Sebagai bagian dari Kampanye 16 Hari
Anti Kekerasan Terhadap Perempuan, SBMI menuntut:
1.Pemerintah RI memastikan komitmen
pada instrumen HAM dan kebijakan di tingkat internasional maupun regional,
diintegrasikan ke dalam kebijakan nasional yang implementatif dan konkrit untuk
pelindungan BMI. Pelindungan harus diberikan kepada semua BMI
terlepas status keimigrasian mereka;
- Pemerintah RI harus mengimplementasikan UU No. 18 Tahun 2017 tentang Pelindungan Pekerja
Migran Indonesia, termasuk segera menerbitkan berbagai aturan
turunan yang dimandatkan dalam UU tersebut,
di antaranya Peraturan Pemerintah tentang Penempatan dan Pelindungan
Awak Kapal Niaga dan Awak Kapal Perikanan dan Peraturan Pemerintah tentang
Pengawasan Pelaksanaan Pelindungan PMI, dengan melibatkan masyarakat
sipil, lembaga HAM dan lembaga oversights di Indonesia;
- Pemerintah RI
harus segera membuat perjanjian tertulis dengan negara tujuan untuk memastikan
perlindungan hak-hak BMI, khususnya tentang:
a. Hak BMI atas
informasi dan untuk menggunakan alat komunikasi agar BMI dapat mengakses
informasi terkait Covid-19 serta dapat melakukan pengaduan secara online.

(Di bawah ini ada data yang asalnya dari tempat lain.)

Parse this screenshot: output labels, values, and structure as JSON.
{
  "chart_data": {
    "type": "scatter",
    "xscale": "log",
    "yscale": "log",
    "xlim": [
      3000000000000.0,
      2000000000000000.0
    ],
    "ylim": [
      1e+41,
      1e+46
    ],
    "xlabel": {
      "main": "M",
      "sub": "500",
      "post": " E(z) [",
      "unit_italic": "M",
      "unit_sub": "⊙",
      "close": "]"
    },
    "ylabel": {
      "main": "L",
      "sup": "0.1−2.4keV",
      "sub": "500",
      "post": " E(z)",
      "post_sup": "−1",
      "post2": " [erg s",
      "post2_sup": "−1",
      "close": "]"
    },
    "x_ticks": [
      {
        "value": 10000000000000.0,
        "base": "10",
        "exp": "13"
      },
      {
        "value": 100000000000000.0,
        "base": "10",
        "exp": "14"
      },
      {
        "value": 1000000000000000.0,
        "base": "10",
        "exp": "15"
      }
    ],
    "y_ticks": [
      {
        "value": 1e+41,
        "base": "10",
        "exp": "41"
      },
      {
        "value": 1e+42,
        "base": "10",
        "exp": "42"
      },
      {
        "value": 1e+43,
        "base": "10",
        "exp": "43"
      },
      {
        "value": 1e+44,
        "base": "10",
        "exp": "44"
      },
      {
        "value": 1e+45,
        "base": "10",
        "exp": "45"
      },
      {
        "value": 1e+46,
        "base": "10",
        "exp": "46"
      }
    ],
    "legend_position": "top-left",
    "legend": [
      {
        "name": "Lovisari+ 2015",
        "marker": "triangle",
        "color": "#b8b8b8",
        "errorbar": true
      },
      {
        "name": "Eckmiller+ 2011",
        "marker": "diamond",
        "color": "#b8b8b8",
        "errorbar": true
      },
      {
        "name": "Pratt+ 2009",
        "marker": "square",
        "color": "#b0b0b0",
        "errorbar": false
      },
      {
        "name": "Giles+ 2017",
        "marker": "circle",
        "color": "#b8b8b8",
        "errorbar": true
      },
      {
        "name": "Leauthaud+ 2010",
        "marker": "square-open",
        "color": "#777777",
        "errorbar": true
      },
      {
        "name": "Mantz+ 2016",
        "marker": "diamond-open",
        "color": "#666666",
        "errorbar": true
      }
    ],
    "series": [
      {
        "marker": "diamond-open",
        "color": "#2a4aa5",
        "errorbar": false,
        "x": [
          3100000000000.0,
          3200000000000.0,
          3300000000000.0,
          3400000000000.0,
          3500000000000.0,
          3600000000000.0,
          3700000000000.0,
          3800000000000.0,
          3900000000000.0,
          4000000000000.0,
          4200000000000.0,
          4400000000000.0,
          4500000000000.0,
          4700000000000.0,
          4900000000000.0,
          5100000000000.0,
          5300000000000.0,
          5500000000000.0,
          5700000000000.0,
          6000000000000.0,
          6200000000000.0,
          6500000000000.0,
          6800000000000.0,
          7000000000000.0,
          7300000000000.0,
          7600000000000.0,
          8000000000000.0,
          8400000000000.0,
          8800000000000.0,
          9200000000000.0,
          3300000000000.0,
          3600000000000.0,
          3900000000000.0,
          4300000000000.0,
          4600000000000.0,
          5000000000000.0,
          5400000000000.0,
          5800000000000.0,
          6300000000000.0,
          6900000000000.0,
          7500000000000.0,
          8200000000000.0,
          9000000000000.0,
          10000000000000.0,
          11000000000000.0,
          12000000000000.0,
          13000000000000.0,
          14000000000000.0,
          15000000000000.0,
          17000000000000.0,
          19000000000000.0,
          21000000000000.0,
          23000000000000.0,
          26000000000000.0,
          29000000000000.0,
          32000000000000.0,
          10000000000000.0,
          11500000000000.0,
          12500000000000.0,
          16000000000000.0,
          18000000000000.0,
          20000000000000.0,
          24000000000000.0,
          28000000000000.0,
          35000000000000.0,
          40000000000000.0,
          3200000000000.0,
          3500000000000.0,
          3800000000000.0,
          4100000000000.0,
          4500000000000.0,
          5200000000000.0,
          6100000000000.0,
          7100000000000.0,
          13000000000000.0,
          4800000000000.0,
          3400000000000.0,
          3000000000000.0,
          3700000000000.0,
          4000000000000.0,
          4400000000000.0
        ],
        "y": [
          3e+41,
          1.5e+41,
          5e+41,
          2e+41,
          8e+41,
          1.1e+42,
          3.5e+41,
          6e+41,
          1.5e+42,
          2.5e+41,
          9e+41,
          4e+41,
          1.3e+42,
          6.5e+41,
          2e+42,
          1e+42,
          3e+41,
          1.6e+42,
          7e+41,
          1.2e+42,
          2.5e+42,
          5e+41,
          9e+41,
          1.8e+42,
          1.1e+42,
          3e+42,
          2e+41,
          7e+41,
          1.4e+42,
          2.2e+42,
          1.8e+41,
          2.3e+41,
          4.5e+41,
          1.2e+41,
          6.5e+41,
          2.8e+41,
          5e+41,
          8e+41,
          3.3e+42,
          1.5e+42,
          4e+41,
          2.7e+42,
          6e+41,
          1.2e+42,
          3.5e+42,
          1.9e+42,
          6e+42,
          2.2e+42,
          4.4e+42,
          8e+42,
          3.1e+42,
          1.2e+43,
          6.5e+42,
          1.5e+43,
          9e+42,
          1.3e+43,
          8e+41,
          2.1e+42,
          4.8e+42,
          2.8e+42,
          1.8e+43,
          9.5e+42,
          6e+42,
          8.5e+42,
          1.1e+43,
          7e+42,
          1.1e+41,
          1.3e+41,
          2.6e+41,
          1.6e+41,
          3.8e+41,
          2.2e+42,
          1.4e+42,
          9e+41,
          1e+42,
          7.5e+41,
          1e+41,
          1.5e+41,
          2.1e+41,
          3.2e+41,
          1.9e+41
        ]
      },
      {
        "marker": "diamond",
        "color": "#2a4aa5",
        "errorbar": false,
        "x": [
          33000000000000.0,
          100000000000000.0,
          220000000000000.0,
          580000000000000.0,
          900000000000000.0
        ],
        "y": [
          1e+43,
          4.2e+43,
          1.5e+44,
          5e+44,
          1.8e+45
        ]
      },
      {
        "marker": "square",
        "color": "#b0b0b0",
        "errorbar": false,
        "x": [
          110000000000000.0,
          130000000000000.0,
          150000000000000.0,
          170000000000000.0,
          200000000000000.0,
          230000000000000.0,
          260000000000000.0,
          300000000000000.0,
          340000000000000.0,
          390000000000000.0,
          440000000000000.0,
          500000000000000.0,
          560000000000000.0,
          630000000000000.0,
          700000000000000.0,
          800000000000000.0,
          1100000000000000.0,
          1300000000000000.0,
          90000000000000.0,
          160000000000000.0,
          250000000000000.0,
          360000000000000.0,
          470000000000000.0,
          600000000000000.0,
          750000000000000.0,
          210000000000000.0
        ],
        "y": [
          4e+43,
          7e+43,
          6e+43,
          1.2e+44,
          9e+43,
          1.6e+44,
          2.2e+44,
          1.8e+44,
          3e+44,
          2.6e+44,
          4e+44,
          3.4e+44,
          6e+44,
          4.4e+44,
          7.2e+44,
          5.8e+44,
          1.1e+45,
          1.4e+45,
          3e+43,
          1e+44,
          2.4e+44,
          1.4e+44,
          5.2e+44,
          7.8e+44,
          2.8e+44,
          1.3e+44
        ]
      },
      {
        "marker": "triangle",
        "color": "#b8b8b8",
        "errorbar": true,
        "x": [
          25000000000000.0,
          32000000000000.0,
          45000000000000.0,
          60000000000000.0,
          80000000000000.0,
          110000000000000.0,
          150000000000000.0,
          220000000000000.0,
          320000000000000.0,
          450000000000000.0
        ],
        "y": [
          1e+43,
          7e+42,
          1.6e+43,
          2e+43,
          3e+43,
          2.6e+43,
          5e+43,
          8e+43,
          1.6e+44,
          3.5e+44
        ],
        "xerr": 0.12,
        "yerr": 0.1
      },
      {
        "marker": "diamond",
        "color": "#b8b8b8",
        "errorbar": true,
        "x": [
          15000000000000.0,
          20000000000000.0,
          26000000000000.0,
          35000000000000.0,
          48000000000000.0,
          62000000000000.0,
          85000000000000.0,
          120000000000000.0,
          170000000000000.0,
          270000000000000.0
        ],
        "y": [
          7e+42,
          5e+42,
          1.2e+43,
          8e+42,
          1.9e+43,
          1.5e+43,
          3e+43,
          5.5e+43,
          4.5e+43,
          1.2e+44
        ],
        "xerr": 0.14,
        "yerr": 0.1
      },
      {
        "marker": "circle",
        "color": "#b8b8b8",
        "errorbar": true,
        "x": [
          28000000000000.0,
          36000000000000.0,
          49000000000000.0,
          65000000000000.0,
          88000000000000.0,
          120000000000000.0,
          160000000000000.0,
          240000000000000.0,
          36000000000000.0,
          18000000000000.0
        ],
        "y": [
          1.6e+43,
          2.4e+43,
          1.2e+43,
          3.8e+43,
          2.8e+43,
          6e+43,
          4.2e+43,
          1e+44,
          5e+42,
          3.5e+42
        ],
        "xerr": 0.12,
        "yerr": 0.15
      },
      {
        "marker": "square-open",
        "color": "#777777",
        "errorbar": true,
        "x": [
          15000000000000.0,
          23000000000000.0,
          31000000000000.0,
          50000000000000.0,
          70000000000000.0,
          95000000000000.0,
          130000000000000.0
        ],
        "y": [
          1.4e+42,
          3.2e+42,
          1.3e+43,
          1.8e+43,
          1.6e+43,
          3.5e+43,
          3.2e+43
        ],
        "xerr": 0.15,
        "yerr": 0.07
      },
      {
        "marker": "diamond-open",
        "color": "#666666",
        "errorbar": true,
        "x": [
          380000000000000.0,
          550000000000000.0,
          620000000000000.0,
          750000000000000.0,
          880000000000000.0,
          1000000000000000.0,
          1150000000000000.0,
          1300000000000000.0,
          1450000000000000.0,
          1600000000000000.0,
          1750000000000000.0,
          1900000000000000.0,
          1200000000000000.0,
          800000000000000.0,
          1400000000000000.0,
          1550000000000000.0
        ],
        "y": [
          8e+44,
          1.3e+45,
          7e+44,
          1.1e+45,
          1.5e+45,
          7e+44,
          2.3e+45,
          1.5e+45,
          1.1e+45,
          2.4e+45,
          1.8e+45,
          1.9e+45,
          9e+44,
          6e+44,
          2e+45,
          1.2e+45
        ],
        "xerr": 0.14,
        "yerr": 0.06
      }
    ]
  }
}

b. Jaminan kebutuhan dasar BMI berupa
tempat tinggal, makanan dan alat kebersihan dapat terintegrasi dalam
undang-undang buruh lokal di negara tujuan sebagaimana mandat Pasal 31 UU Nomor
18 Tahun 2017;
c. Semua BMI dapat menjadi peserta program
asuransi yang berlaku di negara tujuan untuk memastikan pertanggungan risiko
dampak COVID-19 yang tidak di-cover Jaminan Sosial Pekerja Migran Indonesia
dapat tercover asuransi di negara tujuan;
d. Asuransi kesehatan di Singapura, skema
pembayaran bersama (co-payment) antara pemberi kerja dengan BMI harus diubah
menjadi kewajiban pemberi kerja dalam hal akses layanan kesehatan, dan
penambahan cakupan asuransi kesehatan akibat COVID-19;
Kementerian Ketenagakerjaan harus segera merevisi Permenaker No 18 Tahun 2018 Tentang Jaminan Sosial Pekerja Migran Indonesia, untuk memastikan adanya pertanggungan risiko terkait dampak Covid-19 pada tahap sebelum bekerja, selama bekerja dan setelah bekerja;
5. KBRI/KJRI harus menyampaikan informasi perkembangan COVID-19 di negara tujuan secara berkala melalui media kreatif yang mudah dipahami BMI, termasuk kebijakan soal vaksinasi di negara tujuan dan prosedur kepulangan pada masa pandemi dari bandara di negara tujuan hingga pemulangan ke kampung halaman BMI;
6. Seluruh perwakilan
RI secara periodik mengumumkan agensi (Mitra Usaha) yang resmi/berlisensi dan
agensi (Mitra Usaha) yang tidak resmi/tidak berlisensi serta calon Pemberi
Kerja bermasalah, sebagaimana diamanatkan UU No. 18 Tahun 2017 (Pasal 10);
Pemerintah Pusat (Kemenlu) dan Perwakilan RI di negara tujuan harus memastikan keterlibatan Serikat Buruh Migran dan organisasi komunitas BMI di luar negeri dalam penanganan dampak COVID-19;
Setiap Perwakilan RI harus membuat rencana kontijensi untuk memetakan masalah kedaruratan COVID-19 sebagaimana diamanatkan dalam Peraturan Menteri Luar Negeri Nomor 5 Tahun 2018 tentang Pelindungan Warga Negara Indonesia di Luar Negeri;
Perwakilan RI harus memastikan layanan yang cepat, profesional, sensitif gender, berempati kepada korban yang terakses serta menyediakan layanan khusus terkait pengaduan kekerasan fisik, psikologis dan kekerasan seksual yang dialami oleh BMI, termasuk shelter dan layanan pemulihan yang memadai;
Sanksi yang tegas harus diberikan kepada para staf perwakilan yang melakukan tindakan tidak profesional, tidak etis, dan tidak berempati terhadap korban, termasuk melontarkan kata-kata merendahkan kepada BMI yang menyampaikan pengaduan;
Perwakilan Pemerintah RI dan pemerintah negara tujuan harus melakukan pengawasan secara berkala dan intensif terhadap agensi dan para pemberi kerja untuk memastikan hak-hak BMI terpenuhi, termasuk memastikan BMI tidak mengalami kekerasan dan pelanggaran, baik yang dilakukan pemberi kerja maupun agensi;
Pemerintah RI harus segera meratifikasi Konvensi ILO Nomor 189 tentang Kerja Layak untuk Pekerja Rumah Tangga, Konvensi ILO Nomor 188 tentang Pekerjaan di Sektor Perikanan, serta mendorong negara-negara penempatan untuk meratifikasi Konvensi-Konvensi tersebut.